Это тоже было частью ритуала. Как только советская власть вставала под сомнение, он замыкался. В такие минуты в нём оживала не фигура дяди Фариза, а какой-то призрак из прошлого: мальчик, читающий «Пионерскую правду», или юноша, что верит, будто страна родная, хоть и строгая, но справедливая.
Сверчки застрекотали в сумраке свою азбуку Морзе. Старик вернулся, сел в кресло и стал разгадывать кроссворд. Мы – раскачивались, пили чай, смотрели на звёзды.

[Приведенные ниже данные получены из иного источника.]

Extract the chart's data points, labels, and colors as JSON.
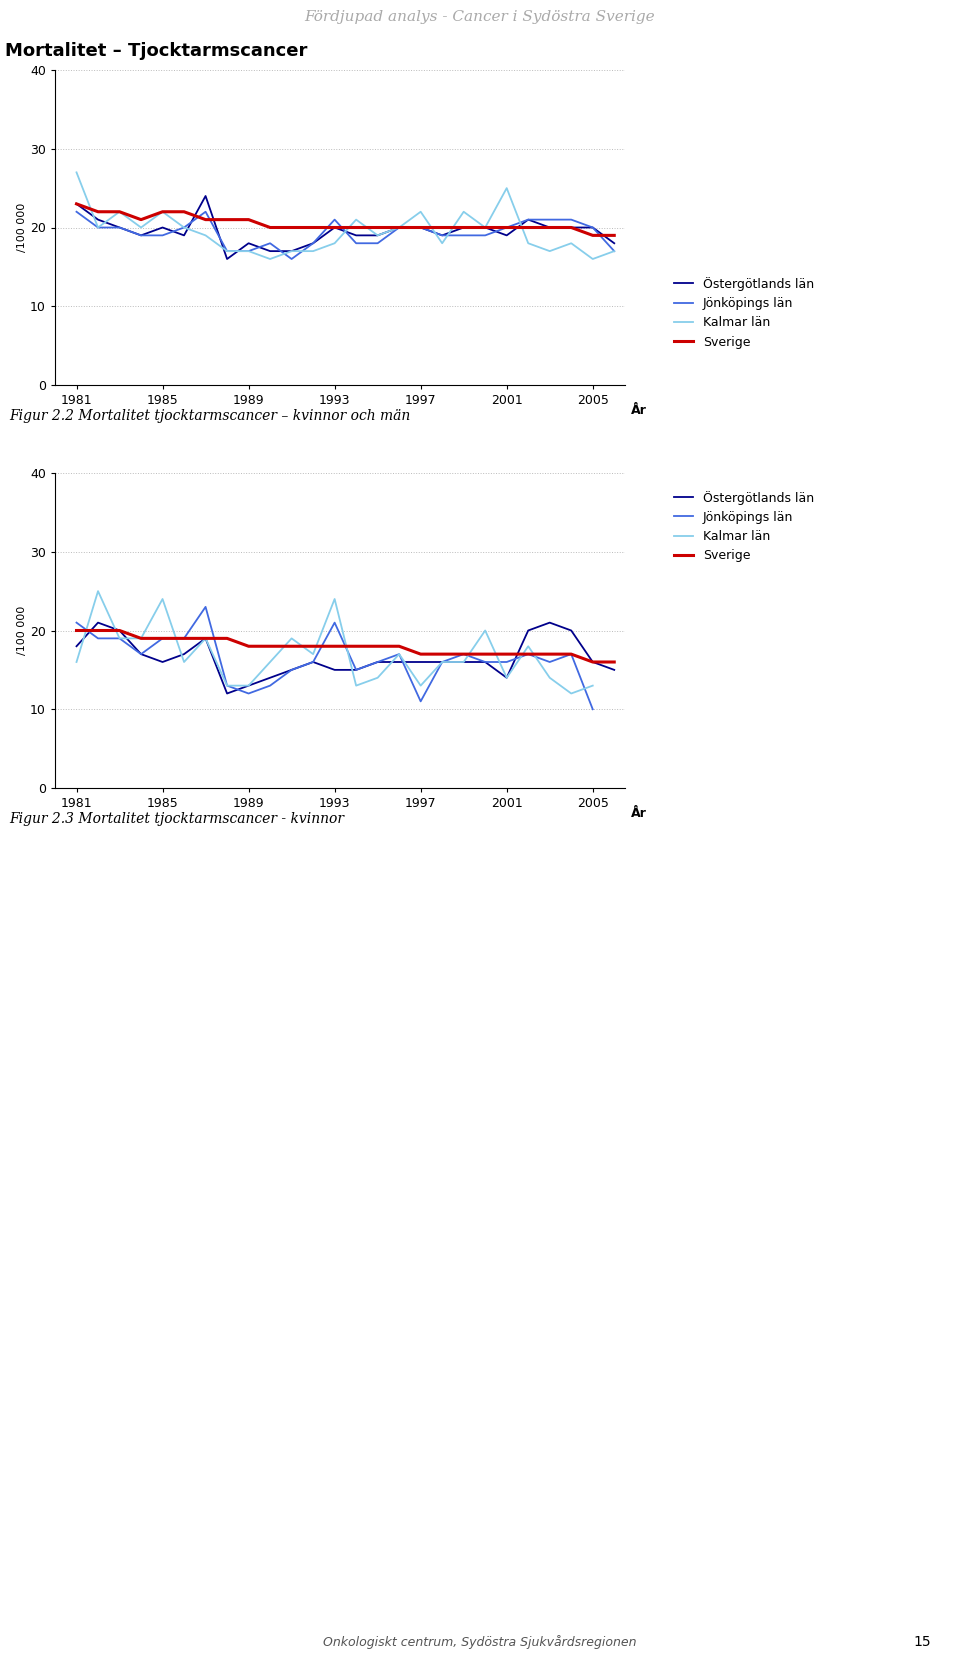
{
  "page_header": "Fördjupad analys - Cancer i Sydöstra Sverige",
  "page_footer": "Onkologiskt centrum, Sydöstra Sjukvårdsregionen",
  "page_number": "15",
  "chart1_title": "Mortalitet – Tjocktarmscancer",
  "chart1_caption": "Figur 2.2 Mortalitet tjocktarmscancer – kvinnor och män",
  "chart2_caption": "Figur 2.3 Mortalitet tjocktarmscancer - kvinnor",
  "ylabel": "/100 000",
  "xlabel": "År",
  "years": [
    1981,
    1982,
    1983,
    1984,
    1985,
    1986,
    1987,
    1988,
    1989,
    1990,
    1991,
    1992,
    1993,
    1994,
    1995,
    1996,
    1997,
    1998,
    1999,
    2000,
    2001,
    2002,
    2003,
    2004,
    2005,
    2006
  ],
  "chart1": {
    "ostergotland": [
      23,
      21,
      20,
      19,
      20,
      19,
      24,
      16,
      18,
      17,
      17,
      18,
      20,
      19,
      19,
      20,
      20,
      19,
      20,
      20,
      19,
      21,
      20,
      20,
      20,
      18
    ],
    "jonkoping": [
      22,
      20,
      20,
      19,
      19,
      20,
      22,
      17,
      17,
      18,
      16,
      18,
      21,
      18,
      18,
      20,
      20,
      19,
      19,
      19,
      20,
      21,
      21,
      21,
      20,
      17
    ],
    "kalmar": [
      27,
      20,
      22,
      20,
      22,
      20,
      19,
      17,
      17,
      16,
      17,
      17,
      18,
      21,
      19,
      20,
      22,
      18,
      22,
      20,
      25,
      18,
      17,
      18,
      16,
      17
    ],
    "sverige": [
      23,
      22,
      22,
      21,
      22,
      22,
      21,
      21,
      21,
      20,
      20,
      20,
      20,
      20,
      20,
      20,
      20,
      20,
      20,
      20,
      20,
      20,
      20,
      20,
      19,
      19
    ]
  },
  "chart2": {
    "ostergotland": [
      18,
      21,
      20,
      17,
      16,
      17,
      19,
      12,
      13,
      14,
      15,
      16,
      15,
      15,
      16,
      16,
      16,
      16,
      16,
      16,
      14,
      20,
      21,
      20,
      16,
      15
    ],
    "jonkoping": [
      21,
      19,
      19,
      17,
      19,
      19,
      23,
      13,
      12,
      13,
      15,
      16,
      21,
      15,
      16,
      17,
      11,
      16,
      17,
      16,
      16,
      17,
      16,
      17,
      10,
      null
    ],
    "kalmar": [
      16,
      25,
      19,
      19,
      24,
      16,
      19,
      13,
      13,
      16,
      19,
      17,
      24,
      13,
      14,
      17,
      13,
      16,
      16,
      20,
      14,
      18,
      14,
      12,
      13,
      null
    ],
    "sverige": [
      20,
      20,
      20,
      19,
      19,
      19,
      19,
      19,
      18,
      18,
      18,
      18,
      18,
      18,
      18,
      18,
      17,
      17,
      17,
      17,
      17,
      17,
      17,
      17,
      16,
      16
    ]
  },
  "colors": {
    "ostergotland": "#00008B",
    "jonkoping": "#4169E1",
    "kalmar": "#87CEEB",
    "sverige": "#CC0000"
  },
  "legend_labels": [
    "Östergötlands län",
    "Jönköpings län",
    "Kalmar län",
    "Sverige"
  ],
  "ylim": [
    0,
    40
  ],
  "yticks": [
    0,
    10,
    20,
    30,
    40
  ],
  "xticks": [
    1981,
    1985,
    1989,
    1993,
    1997,
    2001,
    2005
  ],
  "background_color": "#FFFFFF",
  "caption_bg_color": "#F0F0E0",
  "grid_color": "#BBBBBB",
  "header_color": "#AAAAAA",
  "header_fontsize": 11,
  "title_fontsize": 13,
  "caption_fontsize": 10,
  "tick_fontsize": 9,
  "legend_fontsize": 9,
  "ylabel_fontsize": 8,
  "xlabel_fontsize": 9
}
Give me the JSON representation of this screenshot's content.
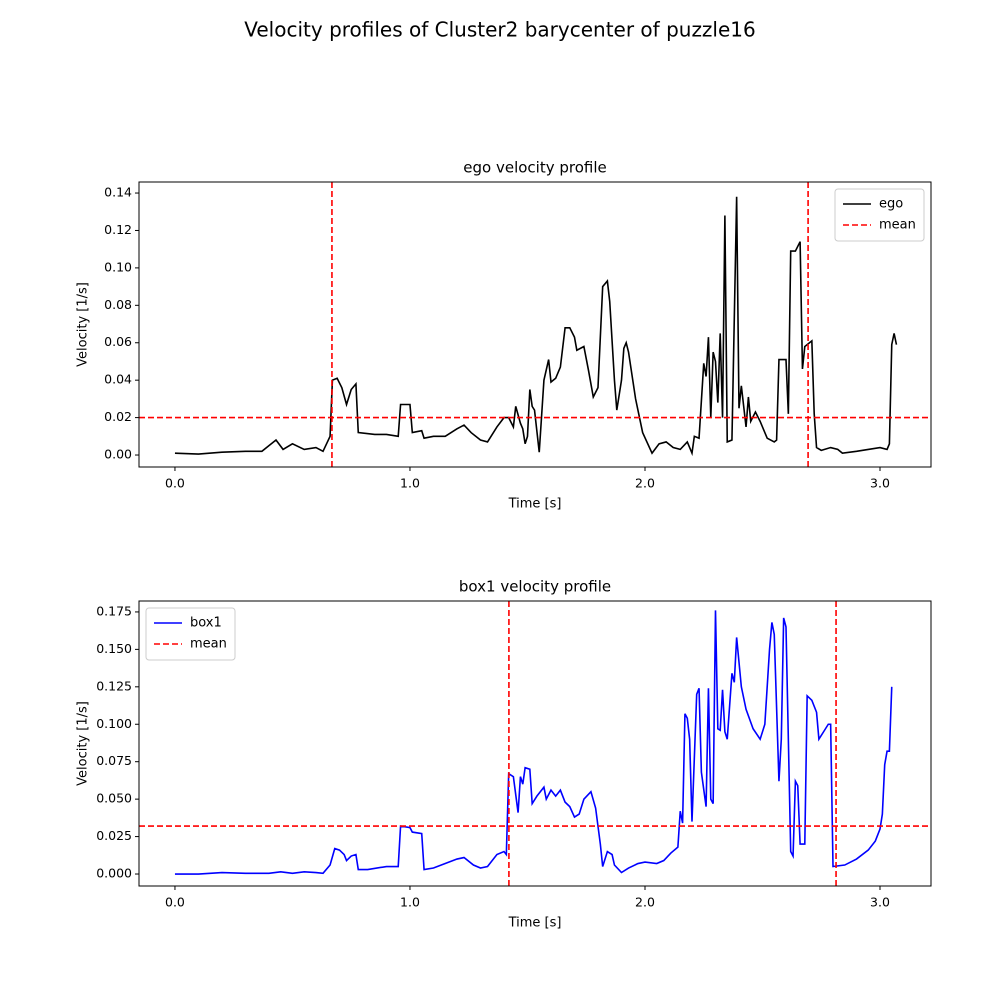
{
  "title": "Velocity profiles of  Cluster2 barycenter of puzzle16",
  "chart_data": [
    {
      "type": "line",
      "title": "ego velocity profile",
      "x_label": "Time [s]",
      "y_label": "Velocity [1/s]",
      "xlim": [
        -0.153,
        3.217
      ],
      "ylim": [
        -0.0064,
        0.1459
      ],
      "xticks": [
        {
          "value": 0,
          "label": "0.0"
        },
        {
          "value": 1,
          "label": "1.0"
        },
        {
          "value": 2,
          "label": "2.0"
        },
        {
          "value": 3,
          "label": "3.0"
        }
      ],
      "yticks": [
        {
          "value": 0,
          "label": "0.00"
        },
        {
          "value": 0.02,
          "label": "0.02"
        },
        {
          "value": 0.04,
          "label": "0.04"
        },
        {
          "value": 0.06,
          "label": "0.06"
        },
        {
          "value": 0.08,
          "label": "0.08"
        },
        {
          "value": 0.1,
          "label": "0.10"
        },
        {
          "value": 0.12,
          "label": "0.12"
        },
        {
          "value": 0.14,
          "label": "0.14"
        }
      ],
      "legend": "upper right",
      "series": [
        {
          "name": "ego",
          "color": "#000000",
          "x": [
            0.0,
            0.1,
            0.2,
            0.3,
            0.37,
            0.4,
            0.43,
            0.46,
            0.5,
            0.55,
            0.6,
            0.63,
            0.66,
            0.67,
            0.69,
            0.71,
            0.73,
            0.75,
            0.77,
            0.78,
            0.85,
            0.9,
            0.95,
            0.96,
            1.0,
            1.01,
            1.05,
            1.06,
            1.1,
            1.15,
            1.2,
            1.23,
            1.26,
            1.3,
            1.33,
            1.37,
            1.4,
            1.42,
            1.44,
            1.45,
            1.47,
            1.48,
            1.49,
            1.5,
            1.51,
            1.52,
            1.53,
            1.55,
            1.57,
            1.59,
            1.6,
            1.62,
            1.64,
            1.66,
            1.68,
            1.7,
            1.71,
            1.74,
            1.76,
            1.78,
            1.8,
            1.82,
            1.84,
            1.85,
            1.87,
            1.88,
            1.9,
            1.91,
            1.92,
            1.93,
            1.96,
            1.99,
            2.03,
            2.06,
            2.09,
            2.12,
            2.15,
            2.18,
            2.2,
            2.21,
            2.23,
            2.25,
            2.26,
            2.27,
            2.28,
            2.29,
            2.3,
            2.31,
            2.32,
            2.33,
            2.34,
            2.35,
            2.37,
            2.39,
            2.4,
            2.41,
            2.43,
            2.44,
            2.45,
            2.47,
            2.49,
            2.52,
            2.55,
            2.56,
            2.57,
            2.6,
            2.61,
            2.62,
            2.64,
            2.66,
            2.67,
            2.68,
            2.7,
            2.71,
            2.72,
            2.73,
            2.75,
            2.79,
            2.82,
            2.84,
            2.9,
            2.95,
            3.0,
            3.03,
            3.04,
            3.05,
            3.06,
            3.07
          ],
          "values": [
            0.001,
            0.0005,
            0.0015,
            0.002,
            0.002,
            0.005,
            0.008,
            0.003,
            0.006,
            0.003,
            0.004,
            0.002,
            0.01,
            0.04,
            0.041,
            0.036,
            0.027,
            0.035,
            0.038,
            0.012,
            0.011,
            0.011,
            0.01,
            0.027,
            0.027,
            0.012,
            0.013,
            0.009,
            0.01,
            0.01,
            0.014,
            0.016,
            0.012,
            0.008,
            0.007,
            0.015,
            0.02,
            0.02,
            0.015,
            0.026,
            0.017,
            0.014,
            0.006,
            0.01,
            0.035,
            0.026,
            0.024,
            0.0015,
            0.04,
            0.051,
            0.039,
            0.041,
            0.047,
            0.068,
            0.068,
            0.063,
            0.056,
            0.058,
            0.045,
            0.031,
            0.036,
            0.09,
            0.093,
            0.082,
            0.04,
            0.024,
            0.04,
            0.057,
            0.06,
            0.055,
            0.03,
            0.012,
            0.001,
            0.006,
            0.007,
            0.004,
            0.003,
            0.007,
            0.001,
            0.01,
            0.009,
            0.049,
            0.042,
            0.063,
            0.02,
            0.055,
            0.05,
            0.028,
            0.065,
            0.02,
            0.128,
            0.007,
            0.008,
            0.138,
            0.025,
            0.037,
            0.015,
            0.031,
            0.018,
            0.023,
            0.018,
            0.009,
            0.007,
            0.008,
            0.051,
            0.051,
            0.022,
            0.109,
            0.109,
            0.114,
            0.046,
            0.058,
            0.06,
            0.061,
            0.022,
            0.004,
            0.0025,
            0.004,
            0.003,
            0.001,
            0.002,
            0.003,
            0.004,
            0.003,
            0.006,
            0.059,
            0.065,
            0.059
          ]
        }
      ],
      "mean_lines": {
        "name": "mean",
        "color": "#ff0000",
        "y": 0.02,
        "x": [
          0.668,
          2.694
        ]
      }
    },
    {
      "type": "line",
      "title": "box1 velocity profile",
      "x_label": "Time [s]",
      "y_label": "Velocity [1/s]",
      "xlim": [
        -0.153,
        3.217
      ],
      "ylim": [
        -0.008,
        0.1823
      ],
      "xticks": [
        {
          "value": 0,
          "label": "0.0"
        },
        {
          "value": 1,
          "label": "1.0"
        },
        {
          "value": 2,
          "label": "2.0"
        },
        {
          "value": 3,
          "label": "3.0"
        }
      ],
      "yticks": [
        {
          "value": 0,
          "label": "0.000"
        },
        {
          "value": 0.025,
          "label": "0.025"
        },
        {
          "value": 0.05,
          "label": "0.050"
        },
        {
          "value": 0.075,
          "label": "0.075"
        },
        {
          "value": 0.1,
          "label": "0.100"
        },
        {
          "value": 0.125,
          "label": "0.125"
        },
        {
          "value": 0.15,
          "label": "0.150"
        },
        {
          "value": 0.175,
          "label": "0.175"
        }
      ],
      "legend": "upper left",
      "series": [
        {
          "name": "box1",
          "color": "#0000ff",
          "x": [
            0,
            0.1,
            0.2,
            0.3,
            0.4,
            0.45,
            0.5,
            0.55,
            0.6,
            0.63,
            0.66,
            0.68,
            0.7,
            0.72,
            0.73,
            0.75,
            0.77,
            0.78,
            0.82,
            0.9,
            0.95,
            0.96,
            1.0,
            1.01,
            1.05,
            1.06,
            1.1,
            1.15,
            1.2,
            1.23,
            1.27,
            1.3,
            1.33,
            1.37,
            1.4,
            1.41,
            1.42,
            1.44,
            1.46,
            1.47,
            1.48,
            1.49,
            1.51,
            1.52,
            1.54,
            1.57,
            1.58,
            1.6,
            1.62,
            1.64,
            1.66,
            1.68,
            1.7,
            1.72,
            1.74,
            1.77,
            1.79,
            1.81,
            1.82,
            1.84,
            1.86,
            1.87,
            1.9,
            1.93,
            1.97,
            2.0,
            2.05,
            2.08,
            2.11,
            2.14,
            2.15,
            2.16,
            2.17,
            2.18,
            2.19,
            2.2,
            2.22,
            2.23,
            2.24,
            2.26,
            2.27,
            2.28,
            2.29,
            2.3,
            2.31,
            2.32,
            2.33,
            2.34,
            2.35,
            2.37,
            2.38,
            2.39,
            2.41,
            2.43,
            2.46,
            2.49,
            2.51,
            2.53,
            2.54,
            2.55,
            2.57,
            2.58,
            2.59,
            2.6,
            2.62,
            2.63,
            2.64,
            2.65,
            2.66,
            2.68,
            2.69,
            2.71,
            2.73,
            2.74,
            2.76,
            2.78,
            2.79,
            2.8,
            2.85,
            2.9,
            2.95,
            2.98,
            3.0,
            3.01,
            3.02,
            3.03,
            3.04,
            3.05
          ],
          "values": [
            0,
            0,
            0.001,
            0.0005,
            0.0005,
            0.0015,
            0.0005,
            0.0015,
            0.001,
            0.0005,
            0.006,
            0.017,
            0.016,
            0.013,
            0.009,
            0.012,
            0.013,
            0.003,
            0.003,
            0.005,
            0.005,
            0.032,
            0.031,
            0.028,
            0.027,
            0.003,
            0.004,
            0.007,
            0.01,
            0.011,
            0.006,
            0.004,
            0.005,
            0.013,
            0.015,
            0.013,
            0.067,
            0.065,
            0.041,
            0.065,
            0.06,
            0.071,
            0.07,
            0.047,
            0.052,
            0.058,
            0.05,
            0.056,
            0.052,
            0.056,
            0.048,
            0.045,
            0.038,
            0.04,
            0.05,
            0.055,
            0.044,
            0.02,
            0.005,
            0.015,
            0.013,
            0.006,
            0.001,
            0.004,
            0.007,
            0.008,
            0.007,
            0.009,
            0.014,
            0.018,
            0.042,
            0.034,
            0.107,
            0.104,
            0.09,
            0.035,
            0.12,
            0.124,
            0.068,
            0.045,
            0.124,
            0.05,
            0.047,
            0.176,
            0.097,
            0.096,
            0.123,
            0.095,
            0.09,
            0.134,
            0.128,
            0.158,
            0.125,
            0.11,
            0.097,
            0.09,
            0.1,
            0.15,
            0.168,
            0.16,
            0.062,
            0.09,
            0.171,
            0.165,
            0.015,
            0.012,
            0.062,
            0.059,
            0.02,
            0.02,
            0.119,
            0.116,
            0.108,
            0.09,
            0.095,
            0.1,
            0.1,
            0.005,
            0.006,
            0.01,
            0.016,
            0.022,
            0.03,
            0.04,
            0.073,
            0.082,
            0.082,
            0.125
          ]
        }
      ],
      "mean_lines": {
        "name": "mean",
        "color": "#ff0000",
        "y": 0.032,
        "x": [
          1.421,
          2.813
        ]
      }
    }
  ]
}
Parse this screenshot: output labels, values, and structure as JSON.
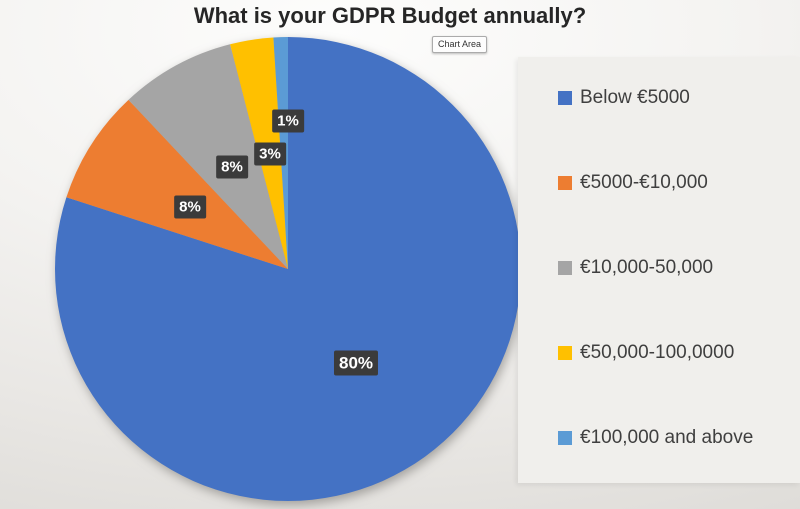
{
  "title": "What is your GDPR Budget annually?",
  "tooltip_label": "Chart Area",
  "chart_data": {
    "type": "pie",
    "title": "What is your GDPR Budget annually?",
    "categories": [
      "Below €5000",
      "€5000-€10,000",
      "€10,000-50,000",
      "€50,000-100,0000",
      "€100,000 and above"
    ],
    "values": [
      80,
      8,
      8,
      3,
      1
    ],
    "data_labels": [
      "80%",
      "8%",
      "8%",
      "3%",
      "1%"
    ],
    "colors": [
      "#4472C4",
      "#ED7D31",
      "#A5A5A5",
      "#FFC000",
      "#5B9BD5"
    ],
    "legend_position": "right",
    "start_angle_deg": 0,
    "direction": "clockwise",
    "label_style": {
      "background": "#3B3B3B",
      "color": "#FFFFFF"
    },
    "label_radial": [
      0.5,
      0.5,
      0.5,
      0.5,
      0.64
    ]
  }
}
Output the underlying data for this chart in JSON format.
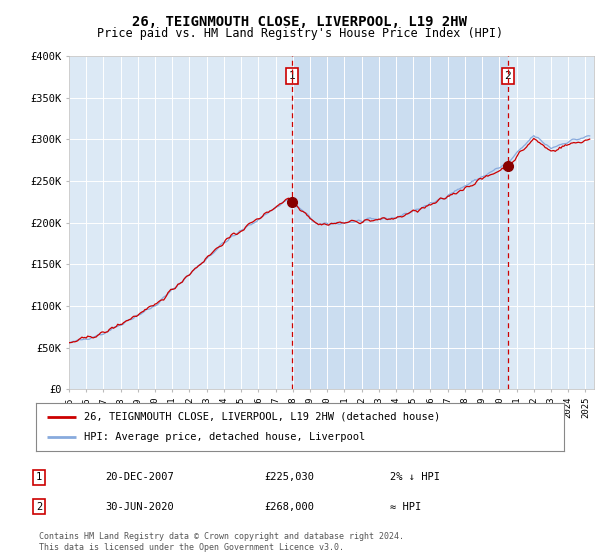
{
  "title": "26, TEIGNMOUTH CLOSE, LIVERPOOL, L19 2HW",
  "subtitle": "Price paid vs. HM Land Registry's House Price Index (HPI)",
  "legend_line1": "26, TEIGNMOUTH CLOSE, LIVERPOOL, L19 2HW (detached house)",
  "legend_line2": "HPI: Average price, detached house, Liverpool",
  "annotation1_label": "1",
  "annotation1_date": "20-DEC-2007",
  "annotation1_price": "£225,030",
  "annotation1_note": "2% ↓ HPI",
  "annotation2_label": "2",
  "annotation2_date": "30-JUN-2020",
  "annotation2_price": "£268,000",
  "annotation2_note": "≈ HPI",
  "footer": "Contains HM Land Registry data © Crown copyright and database right 2024.\nThis data is licensed under the Open Government Licence v3.0.",
  "plot_bg_color": "#dce9f5",
  "shaded_bg_color": "#c5d9ee",
  "line_color_property": "#cc0000",
  "line_color_hpi": "#88aadd",
  "vline_color": "#cc0000",
  "point_color": "#880000",
  "annotation_box_color": "#cc0000",
  "ylim": [
    0,
    400000
  ],
  "yticks": [
    0,
    50000,
    100000,
    150000,
    200000,
    250000,
    300000,
    350000,
    400000
  ],
  "ytick_labels": [
    "£0",
    "£50K",
    "£100K",
    "£150K",
    "£200K",
    "£250K",
    "£300K",
    "£350K",
    "£400K"
  ],
  "xmin": 1995.0,
  "xmax": 2025.5,
  "transaction1_x": 2007.97,
  "transaction1_y": 225030,
  "transaction2_x": 2020.5,
  "transaction2_y": 268000
}
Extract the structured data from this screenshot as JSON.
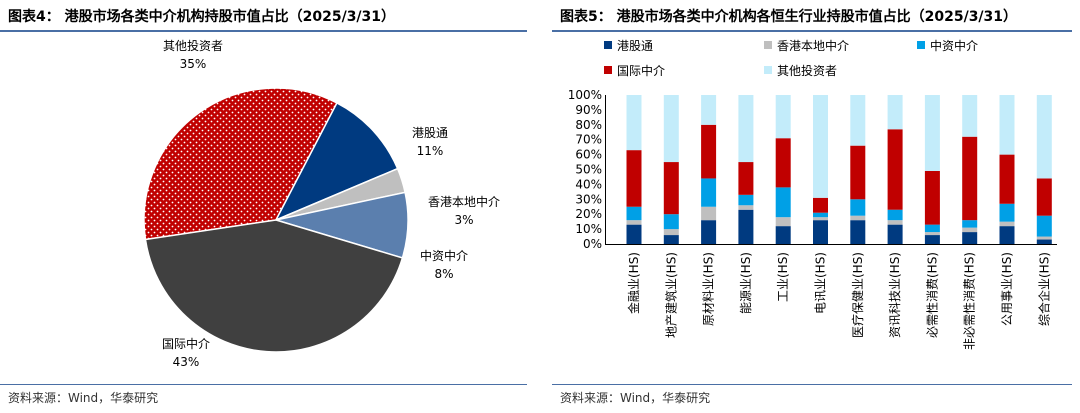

— Как хорошо сидеть и разглядывать Большую Медведицу, — сказала Лейли.
— А где она? — спросила Каце.
Мы стали искать её взглядом, хотя никто точно не знал, как она выглядит. Даже Фариз снял очки, посмотрел вверх. Никто не нашёл её. Но Лейли сказала:
— Главное не это. Главное, что здесь так тихо.
— Так переезжайте сюда, — сказал Фариз. — Морской воздух, тишина, пляж. Да и Каце не будет тоскливо со мной.
— С вами невозможно соскучиться, отец, — уклончиво улыбнулась Лейли.
Он обернулся ко мне.
— Тимур, что тебе делать в городе? Переезжай. Места много.
— Мне там родней, — ответил я. — Двор, стены, запахи детства. И... я не люблю песок.
— Тогда пусть Лейли перебирается.
— Я этого баламута одного не оставлю, — взъерошив мне волосы, сказала она. — Кто-то же должен готовить ему еду. Да и мастерскую мою как перетащишь? Я тоже вдыхаю стены дома. Я же по твоим рассказам картины пишу, помнишь? — обратилась она ко мне.
— Рассказы он может присылать. А еду – из кафе. И вообще, Тимур, пора бы уже и семьёй обзавестись.
— Только этого нам не хватало, — буркнула Каце.
— Вы, девочки, тоже не молодеете! Ваши ровесницы уже с детьми. А вы всё мечетесь. Тимуру пора. Надо, чтобы здесь бегали дети!
— Пап, рано им ещё бегать, — сказала Лейли. — К тридцати подумаем. Мы ещё сами дети.
— Дети?! — старик вскочил. — Вы? Да вы – самые первые, кто повзрослели в нашем дворе! Ваше детство похоронено ещё в девяносто втором. В Карабахе!
Он замолчал. Сел. Глянул в пустоту. И тихо добавил:
— Вы уже давно повзрослели.
После смерти Каце дядя Фариз больше не говорит на эту тему. Не спрашивает, когда я женюсь, не упрекает Лейли. Он не знает про её болезнь – мы не хотим, чтобы переживал. Наверное, он сам не смог бы теперь привыкнуть к кому-то новому среди нас. Его тишина – не старческая забывчивость, а выбор. В этом доме всё хранит её присутствие.
Ранним утром мы взяли его машину и поехали в Илису. Старик с нами не поехал – он вообще не любил покидать Бильгя. Еду ему привозят из ресторана, в город он ездит лишь к могиле жены и ребят. В остальном – он уже не тут, но ещё и не там.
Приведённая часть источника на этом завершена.